For example, LIRR’s Montauk Line would continue through Penn Station and terminate in Secaucus, New Jersey, just west of Manhattan. NJ Transit’s Bayhead Line would continue through Penn Station and terminate in Port Morris, Bronx. Neither agency would be pressed to overhaul its operations or rolling stock, and Penn would see more efficient service. In a non-paired system, it would be possible to make long term plans for implementing paired through-running and any future overhauls that the city’s system requires.
A train arriving from the east terminates on one platform, and a train arriving from the west terminates on another platform. Each train changes direction, returning to where it originated from.
Paired Through-Running: The same train serves all westbound passengers, and a second train serves all eastbound passengers.

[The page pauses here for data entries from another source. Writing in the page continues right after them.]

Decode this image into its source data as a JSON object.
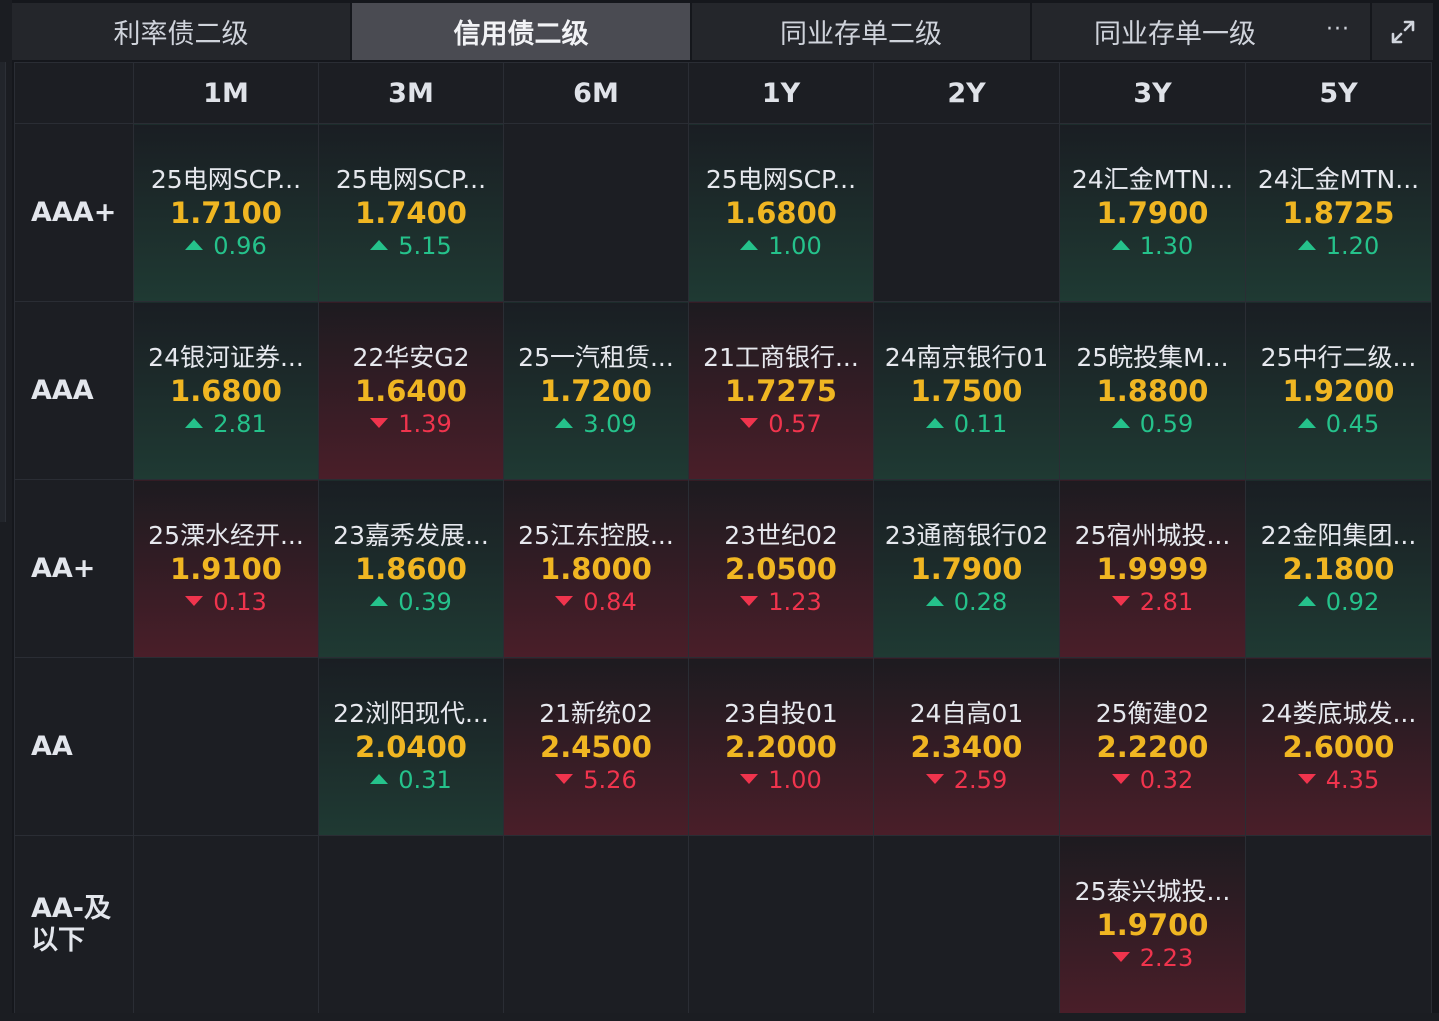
{
  "tabs": [
    {
      "label": "利率债二级",
      "active": false
    },
    {
      "label": "信用债二级",
      "active": true
    },
    {
      "label": "同业存单二级",
      "active": false
    },
    {
      "label": "同业存单一级",
      "active": false
    }
  ],
  "more_label": "···",
  "columns": [
    "1M",
    "3M",
    "6M",
    "1Y",
    "2Y",
    "3Y",
    "5Y"
  ],
  "rows": [
    {
      "rating": "AAA+",
      "cells": [
        {
          "name": "25电网SCP...",
          "rate": "1.7100",
          "change": "0.96",
          "dir": "up"
        },
        {
          "name": "25电网SCP...",
          "rate": "1.7400",
          "change": "5.15",
          "dir": "up"
        },
        null,
        {
          "name": "25电网SCP...",
          "rate": "1.6800",
          "change": "1.00",
          "dir": "up"
        },
        null,
        {
          "name": "24汇金MTN...",
          "rate": "1.7900",
          "change": "1.30",
          "dir": "up"
        },
        {
          "name": "24汇金MTN...",
          "rate": "1.8725",
          "change": "1.20",
          "dir": "up"
        }
      ]
    },
    {
      "rating": "AAA",
      "cells": [
        {
          "name": "24银河证券...",
          "rate": "1.6800",
          "change": "2.81",
          "dir": "up"
        },
        {
          "name": "22华安G2",
          "rate": "1.6400",
          "change": "1.39",
          "dir": "down"
        },
        {
          "name": "25一汽租赁...",
          "rate": "1.7200",
          "change": "3.09",
          "dir": "up"
        },
        {
          "name": "21工商银行...",
          "rate": "1.7275",
          "change": "0.57",
          "dir": "down"
        },
        {
          "name": "24南京银行01",
          "rate": "1.7500",
          "change": "0.11",
          "dir": "up"
        },
        {
          "name": "25皖投集M...",
          "rate": "1.8800",
          "change": "0.59",
          "dir": "up"
        },
        {
          "name": "25中行二级...",
          "rate": "1.9200",
          "change": "0.45",
          "dir": "up"
        }
      ]
    },
    {
      "rating": "AA+",
      "cells": [
        {
          "name": "25溧水经开...",
          "rate": "1.9100",
          "change": "0.13",
          "dir": "down"
        },
        {
          "name": "23嘉秀发展...",
          "rate": "1.8600",
          "change": "0.39",
          "dir": "up"
        },
        {
          "name": "25江东控股...",
          "rate": "1.8000",
          "change": "0.84",
          "dir": "down"
        },
        {
          "name": "23世纪02",
          "rate": "2.0500",
          "change": "1.23",
          "dir": "down"
        },
        {
          "name": "23通商银行02",
          "rate": "1.7900",
          "change": "0.28",
          "dir": "up"
        },
        {
          "name": "25宿州城投...",
          "rate": "1.9999",
          "change": "2.81",
          "dir": "down"
        },
        {
          "name": "22金阳集团...",
          "rate": "2.1800",
          "change": "0.92",
          "dir": "up"
        }
      ]
    },
    {
      "rating": "AA",
      "cells": [
        null,
        {
          "name": "22浏阳现代...",
          "rate": "2.0400",
          "change": "0.31",
          "dir": "up"
        },
        {
          "name": "21新统02",
          "rate": "2.4500",
          "change": "5.26",
          "dir": "down"
        },
        {
          "name": "23自投01",
          "rate": "2.2000",
          "change": "1.00",
          "dir": "down"
        },
        {
          "name": "24自高01",
          "rate": "2.3400",
          "change": "2.59",
          "dir": "down"
        },
        {
          "name": "25衡建02",
          "rate": "2.2200",
          "change": "0.32",
          "dir": "down"
        },
        {
          "name": "24娄底城发...",
          "rate": "2.6000",
          "change": "4.35",
          "dir": "down"
        }
      ]
    },
    {
      "rating": "AA-及以下",
      "cells": [
        null,
        null,
        null,
        null,
        null,
        {
          "name": "25泰兴城投...",
          "rate": "1.9700",
          "change": "2.23",
          "dir": "down"
        },
        null
      ]
    }
  ],
  "colors": {
    "up": "#25c28b",
    "down": "#f0344d",
    "rate": "#f0b622",
    "active_tab": "#4a4b52"
  }
}
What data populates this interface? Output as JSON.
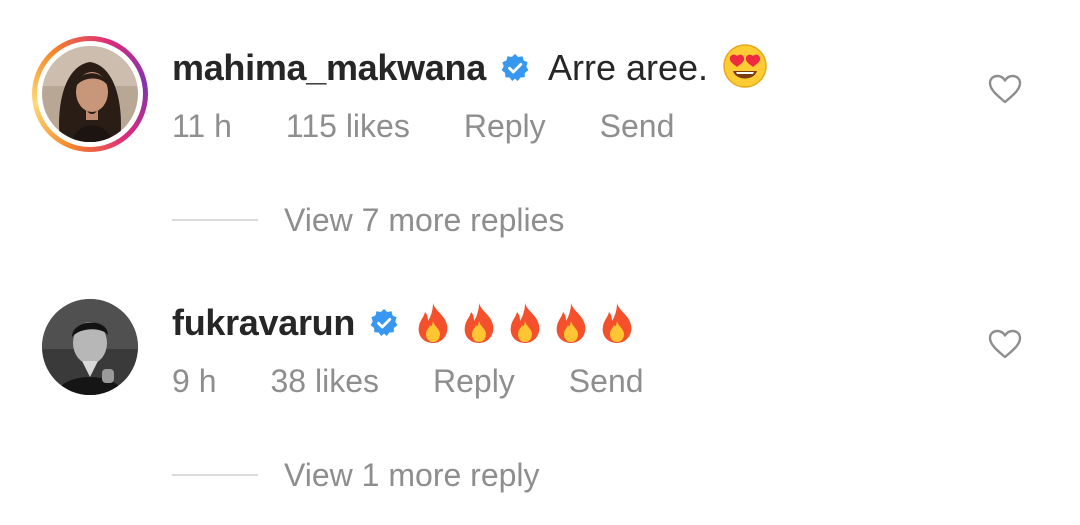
{
  "comments": [
    {
      "username": "mahima_makwana",
      "verified": true,
      "text": "Arre aree.",
      "emoji": "heart-eyes",
      "time": "11 h",
      "likes": "115 likes",
      "reply_label": "Reply",
      "send_label": "Send",
      "view_replies": "View 7 more replies",
      "has_story_ring": true
    },
    {
      "username": "fukravarun",
      "verified": true,
      "text": "",
      "emoji": "fire x5",
      "time": "9 h",
      "likes": "38 likes",
      "reply_label": "Reply",
      "send_label": "Send",
      "view_replies": "View 1 more reply",
      "has_story_ring": false
    }
  ],
  "colors": {
    "text_primary": "#262626",
    "text_secondary": "#8e8e8e",
    "verified_blue": "#3897f0",
    "divider": "#dbdbdb"
  },
  "icons": [
    "verified-badge-icon",
    "heart-outline-icon",
    "heart-eyes-emoji",
    "fire-emoji"
  ]
}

Non-paired through-running: Westbound trains arrive, drop off and pick up passengers, and move on, still westbound. Eastbound trains do the same. The trains do not share service schedules, platforms, operations, but can stagger their service along the same tracks, and use the same railyards.
Implementing Through-Running: Penn Station
Penn Station is really three stations in one: a terminal for Long Island Railroad (LIRR) from the east, a terminal for NJTransit from the west, and a through-station for Amtrak. Penn Station currently largely suffers from intense congestion and capacity limitations, which largely stem from how it operates as a final destination for multiple commuter lines.
The ReThinkNYC plan solves these problems by extending Penn’s terminating train lines to Port Morris, the Bronx (NJT and Amtrak) and Secaucus, NJ (LIRR). The construction of rail yards in these locations will allow trains to continue through Penn Station, alleviating backlog.
Penn Station currently provides the only commuter rail access in New York City along the Northeast Corridor. All Amtrak and NJ Transit trains coming into the station from New Jersey must cross the Hudson River in one of two decaying rail tunnels. The two Hudson River tunnels already operate at maximum capacity, creating a two-track bottleneck. If just one of the tunnels were to be shut down for emergency repairs before constructing new tunnels, train traffic would be reduced by 75-percent, from 24 trains per hour to just six. In order to accommodate existing service and future growth, two new tunnels will need to be constructed, which will make it possible to repair the existing tunnels built over a century ago.
With the planned construction of the new Hudson River tunnels and tracks of Amtrak’s Gateway Project, New Jersey-bound access to Penn Station will be doubled, offering an unprecedented opportunity to transform Penn Station into a through-running station. The symmetrical service that the new Hudson River tunnels will provide makes it possible for all trains to run through Penn Station, with trains from Long Island leaving towards New Jersey, and vice versa.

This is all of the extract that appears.